One line written on 26 April 1876 by Dirigo Business College’s schoolmaster, Frank Marden, is particularly poignant and prophetic: “May your life have just enough sorrow to temper the glare of the sun.” Ambrose Church’s future had both sun and sorrow, but for only twenty years: he died on 9 September 1896, at age 34, of “pulmonary consumption” (tuberculosis), leaving a wife and thirteen-year-old son, my grandfather Rex Church.
We, the family researchers, understand the fallacy of the common attitude that “of course we’ll remember these people.” We should never become memories of people unknown, nothing more than signatures on a page or next to a hashtag. While we may not seek fame, infamy, immortality, or notoriety, I believe it is our responsibility to provide our descendants enough information to know who we are, and how we fit into our families and communities.
HI Jan
I had family in Vassalboro, I wonder if you could check the book for any Stevens or Reeds that may have signed it.
Thank you
Lisa (Whitcomb) Huckins
Hi Lisa, I checked the book, and there is only a William Reid of Augusta who signed it, no Stevens at all.
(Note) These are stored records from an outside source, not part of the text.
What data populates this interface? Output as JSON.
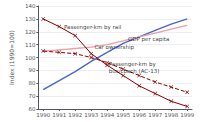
{
  "chart_data": {
    "type": "line",
    "x": [
      1990,
      1991,
      1992,
      1993,
      1994,
      1995,
      1996,
      1997,
      1998,
      1999
    ],
    "xlim": [
      1989.7,
      1999.3
    ],
    "xticks": [
      1990,
      1991,
      1992,
      1993,
      1994,
      1995,
      1996,
      1997,
      1998,
      1999
    ],
    "ylim": [
      60,
      140
    ],
    "yticks": [
      60,
      70,
      80,
      90,
      100,
      110,
      120,
      130,
      140
    ],
    "ylabel": "Index (1990=100)",
    "grid": "y",
    "series": [
      {
        "color": "#4466CC",
        "values": [
          75,
          82,
          89,
          97,
          104,
          111,
          116,
          121,
          126,
          130
        ]
      },
      {
        "color": "#E8A0A0",
        "values": [
          105,
          106,
          107,
          108,
          110,
          113,
          116,
          119,
          122,
          125
        ]
      },
      {
        "color": "#8B0000",
        "marker": "x",
        "values": [
          130,
          124,
          117,
          103,
          94,
          86,
          78,
          72,
          66,
          62
        ]
      },
      {
        "color": "#8B0000",
        "marker": "x",
        "line_style": "dashed",
        "values": [
          105,
          104,
          103,
          100,
          96,
          91,
          86,
          81,
          77,
          73
        ]
      }
    ],
    "annotations": [
      {
        "text": "Passenger-km by rail",
        "x": 1991.3,
        "y": 121
      },
      {
        "text": "Car ownership",
        "x": 1993.2,
        "y": 106
      },
      {
        "text": "GDP per capita",
        "x": 1995.3,
        "y": 112
      },
      {
        "text": "Passenger-km by\nbus/coach (AC-13)",
        "x": 1994.1,
        "y": 87
      }
    ]
  }
}
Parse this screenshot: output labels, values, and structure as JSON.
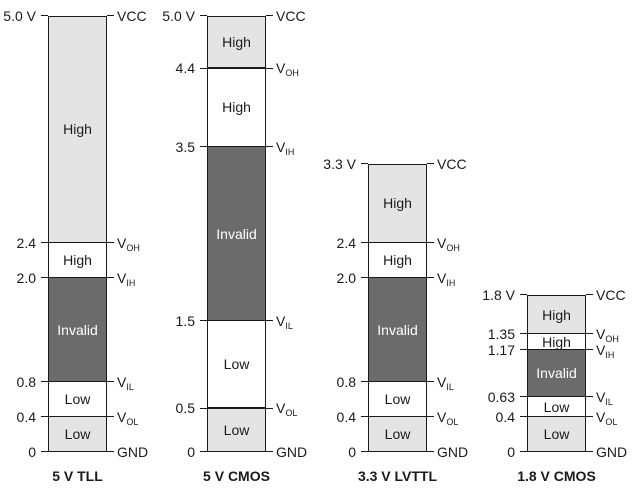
{
  "columns": [
    {
      "title": "5 V TLL",
      "levels": [
        {
          "label": "5.0 V",
          "value": 5.0
        },
        {
          "label": "2.4",
          "value": 2.4
        },
        {
          "label": "2.0",
          "value": 2.0
        },
        {
          "label": "0.8",
          "value": 0.8
        },
        {
          "label": "0.4",
          "value": 0.4
        },
        {
          "label": "0",
          "value": 0
        }
      ],
      "signals": [
        {
          "name": "VCC",
          "sub": "",
          "value": 5.0
        },
        {
          "name": "V",
          "sub": "OH",
          "value": 2.4
        },
        {
          "name": "V",
          "sub": "IH",
          "value": 2.0
        },
        {
          "name": "V",
          "sub": "IL",
          "value": 0.8
        },
        {
          "name": "V",
          "sub": "OL",
          "value": 0.4
        },
        {
          "name": "GND",
          "sub": "",
          "value": 0
        }
      ],
      "zones": [
        {
          "label": "High",
          "from": 2.4,
          "to": 5.0,
          "shade": "light"
        },
        {
          "label": "High",
          "from": 2.0,
          "to": 2.4,
          "shade": "white"
        },
        {
          "label": "Invalid",
          "from": 0.8,
          "to": 2.0,
          "shade": "dark"
        },
        {
          "label": "Low",
          "from": 0.4,
          "to": 0.8,
          "shade": "white"
        },
        {
          "label": "Low",
          "from": 0,
          "to": 0.4,
          "shade": "light"
        }
      ]
    },
    {
      "title": "5 V CMOS",
      "levels": [
        {
          "label": "5.0 V",
          "value": 5.0
        },
        {
          "label": "4.4",
          "value": 4.4
        },
        {
          "label": "3.5",
          "value": 3.5
        },
        {
          "label": "1.5",
          "value": 1.5
        },
        {
          "label": "0.5",
          "value": 0.5
        },
        {
          "label": "0",
          "value": 0
        }
      ],
      "signals": [
        {
          "name": "VCC",
          "sub": "",
          "value": 5.0
        },
        {
          "name": "V",
          "sub": "OH",
          "value": 4.4
        },
        {
          "name": "V",
          "sub": "IH",
          "value": 3.5
        },
        {
          "name": "V",
          "sub": "IL",
          "value": 1.5
        },
        {
          "name": "V",
          "sub": "OL",
          "value": 0.5
        },
        {
          "name": "GND",
          "sub": "",
          "value": 0
        }
      ],
      "zones": [
        {
          "label": "High",
          "from": 4.4,
          "to": 5.0,
          "shade": "light"
        },
        {
          "label": "High",
          "from": 3.5,
          "to": 4.4,
          "shade": "white"
        },
        {
          "label": "Invalid",
          "from": 1.5,
          "to": 3.5,
          "shade": "dark"
        },
        {
          "label": "Low",
          "from": 0.5,
          "to": 1.5,
          "shade": "white"
        },
        {
          "label": "Low",
          "from": 0,
          "to": 0.5,
          "shade": "light"
        }
      ]
    },
    {
      "title": "3.3 V LVTTL",
      "levels": [
        {
          "label": "3.3 V",
          "value": 3.3
        },
        {
          "label": "2.4",
          "value": 2.4
        },
        {
          "label": "2.0",
          "value": 2.0
        },
        {
          "label": "0.8",
          "value": 0.8
        },
        {
          "label": "0.4",
          "value": 0.4
        },
        {
          "label": "0",
          "value": 0
        }
      ],
      "signals": [
        {
          "name": "VCC",
          "sub": "",
          "value": 3.3
        },
        {
          "name": "V",
          "sub": "OH",
          "value": 2.4
        },
        {
          "name": "V",
          "sub": "IH",
          "value": 2.0
        },
        {
          "name": "V",
          "sub": "IL",
          "value": 0.8
        },
        {
          "name": "V",
          "sub": "OL",
          "value": 0.4
        },
        {
          "name": "GND",
          "sub": "",
          "value": 0
        }
      ],
      "zones": [
        {
          "label": "High",
          "from": 2.4,
          "to": 3.3,
          "shade": "light"
        },
        {
          "label": "High",
          "from": 2.0,
          "to": 2.4,
          "shade": "white"
        },
        {
          "label": "Invalid",
          "from": 0.8,
          "to": 2.0,
          "shade": "dark"
        },
        {
          "label": "Low",
          "from": 0.4,
          "to": 0.8,
          "shade": "white"
        },
        {
          "label": "Low",
          "from": 0,
          "to": 0.4,
          "shade": "light"
        }
      ]
    },
    {
      "title": "1.8 V CMOS",
      "levels": [
        {
          "label": "1.8 V",
          "value": 1.8
        },
        {
          "label": "1.35",
          "value": 1.35
        },
        {
          "label": "1.17",
          "value": 1.17
        },
        {
          "label": "0.63",
          "value": 0.63
        },
        {
          "label": "0.4",
          "value": 0.4
        },
        {
          "label": "0",
          "value": 0
        }
      ],
      "signals": [
        {
          "name": "VCC",
          "sub": "",
          "value": 1.8
        },
        {
          "name": "V",
          "sub": "OH",
          "value": 1.35
        },
        {
          "name": "V",
          "sub": "IH",
          "value": 1.17
        },
        {
          "name": "V",
          "sub": "IL",
          "value": 0.63
        },
        {
          "name": "V",
          "sub": "OL",
          "value": 0.4
        },
        {
          "name": "GND",
          "sub": "",
          "value": 0
        }
      ],
      "zones": [
        {
          "label": "High",
          "from": 1.35,
          "to": 1.8,
          "shade": "light"
        },
        {
          "label": "High",
          "from": 1.17,
          "to": 1.35,
          "shade": "white"
        },
        {
          "label": "Invalid",
          "from": 0.63,
          "to": 1.17,
          "shade": "dark"
        },
        {
          "label": "Low",
          "from": 0.4,
          "to": 0.63,
          "shade": "white"
        },
        {
          "label": "Low",
          "from": 0,
          "to": 0.4,
          "shade": "light"
        }
      ]
    }
  ],
  "colors": {
    "light": "#e4e4e4",
    "white": "#ffffff",
    "dark": "#6b6b6b",
    "line": "#1a1a1a"
  }
}
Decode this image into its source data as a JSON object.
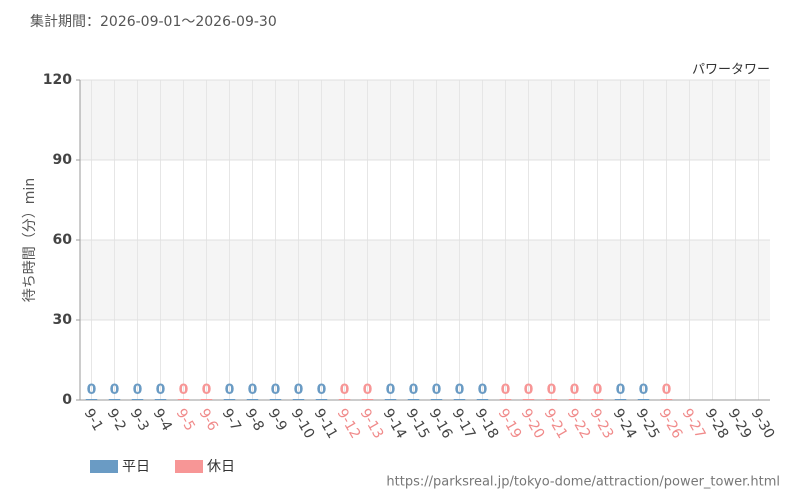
{
  "chart_data": {
    "type": "bar",
    "title": "集計期間：2026-09-01～2026-09-30",
    "subtitle": "パワータワー",
    "y_label": "待ち時間（分）min",
    "source": "https://parksreal.jp/tokyo-dome/attraction/power_tower.html",
    "categories": [
      "9-1",
      "9-2",
      "9-3",
      "9-4",
      "9-5",
      "9-6",
      "9-7",
      "9-8",
      "9-9",
      "9-10",
      "9-11",
      "9-12",
      "9-13",
      "9-14",
      "9-15",
      "9-16",
      "9-17",
      "9-18",
      "9-19",
      "9-20",
      "9-21",
      "9-22",
      "9-23",
      "9-24",
      "9-25",
      "9-26",
      "9-27",
      "9-28",
      "9-29",
      "9-30"
    ],
    "category_colors": [
      "#444",
      "#444",
      "#444",
      "#444",
      "#f08a8a",
      "#f08a8a",
      "#444",
      "#444",
      "#444",
      "#444",
      "#444",
      "#f08a8a",
      "#f08a8a",
      "#444",
      "#444",
      "#444",
      "#444",
      "#444",
      "#f08a8a",
      "#f08a8a",
      "#f08a8a",
      "#f08a8a",
      "#f08a8a",
      "#444",
      "#444",
      "#f08a8a",
      "#f08a8a",
      "#444",
      "#444",
      "#444"
    ],
    "series": [
      {
        "name": "平日",
        "color": "#6a9bc4",
        "values": [
          0,
          0,
          0,
          0,
          null,
          null,
          0,
          0,
          0,
          0,
          0,
          null,
          null,
          0,
          0,
          0,
          0,
          0,
          null,
          null,
          null,
          null,
          null,
          0,
          0,
          null,
          null,
          null,
          null,
          null
        ]
      },
      {
        "name": "休日",
        "color": "#f79696",
        "values": [
          null,
          null,
          null,
          null,
          0,
          0,
          null,
          null,
          null,
          null,
          null,
          0,
          0,
          null,
          null,
          null,
          null,
          null,
          0,
          0,
          0,
          0,
          0,
          null,
          null,
          0,
          null,
          null,
          null,
          null
        ]
      }
    ],
    "ylim": [
      0,
      120
    ],
    "yticks": [
      0,
      30,
      60,
      90,
      120
    ],
    "grid": true
  }
}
Neither name appears in George’s autograph book as it appears online. Sorry! However, I have many Reeds/Reads in my family, Lees, Libbys, and Browns in Vassalborough, and a few Stevens in the Augusta area. There might be common ancestors!
In my (ha!) spare time, I now fully intend to dig out my great-grandmother’s autograph books from Oberlin, Ohio, late 1860s. Your article inspires me–who might Google help me identify among the signers & poetasters? Thanks!
Bob Leutner
Iowa City IA
Jane, go to Googlebooks advanced and search the phrase “May your life have just enough sorrow to temper the glare of the sun.” You will find the source of the phrase in several books. I recently did this for a phrase written by one of my great great grandmothers and found the book from which she had copied it.
As always, another excellent article about your family! Thought provoking! Thank you Janet.
Jan, so many of your posts trigger thoughts of stories I can pass on to my grandchildren. They also make me think about the assumptions our parents and grandparents made, and the assumptions we make in turn. I have to laugh, because many of those assumptions become part of my stories! When I went to school, we were required to have intensive study of cursive writing, as it was assumed that no one could succeed without being able to write legibly. Well, that training ended in eighth grade, and the handwriting of nearly every single one of us deteriorated dramatically over summer break! Then we each began experimenting with letter forms, and by high school graduation had developed a reasonably legible individual style that bore little resemblance to the rigidly enforced “standard” we’d been taught. And oh, my, the worried fuss by elders about lack of cursive skills among my grandchildren’s generation as they picked up keyboarding in grammar school! Now those children are all in their mid to late teens, and — each has developed a perfectly legible, highly individual cursive style. , What I find interesting is that their styles, though individual, are oddly peculiarly similar overall to mine and to my children’s handwriting! I love being made to think about that, and to recognize it as part of the heritage (whether genetic or cultural) being passed down through my family. Now I have to go dig out some old letters and look at the writing– who knows how long this has been going on, even with changes in letter forms?
My grandfather was the headmaster of the oak grove school in 1914. I have family pictures and his diary from that time. I would like to meet someone there and share.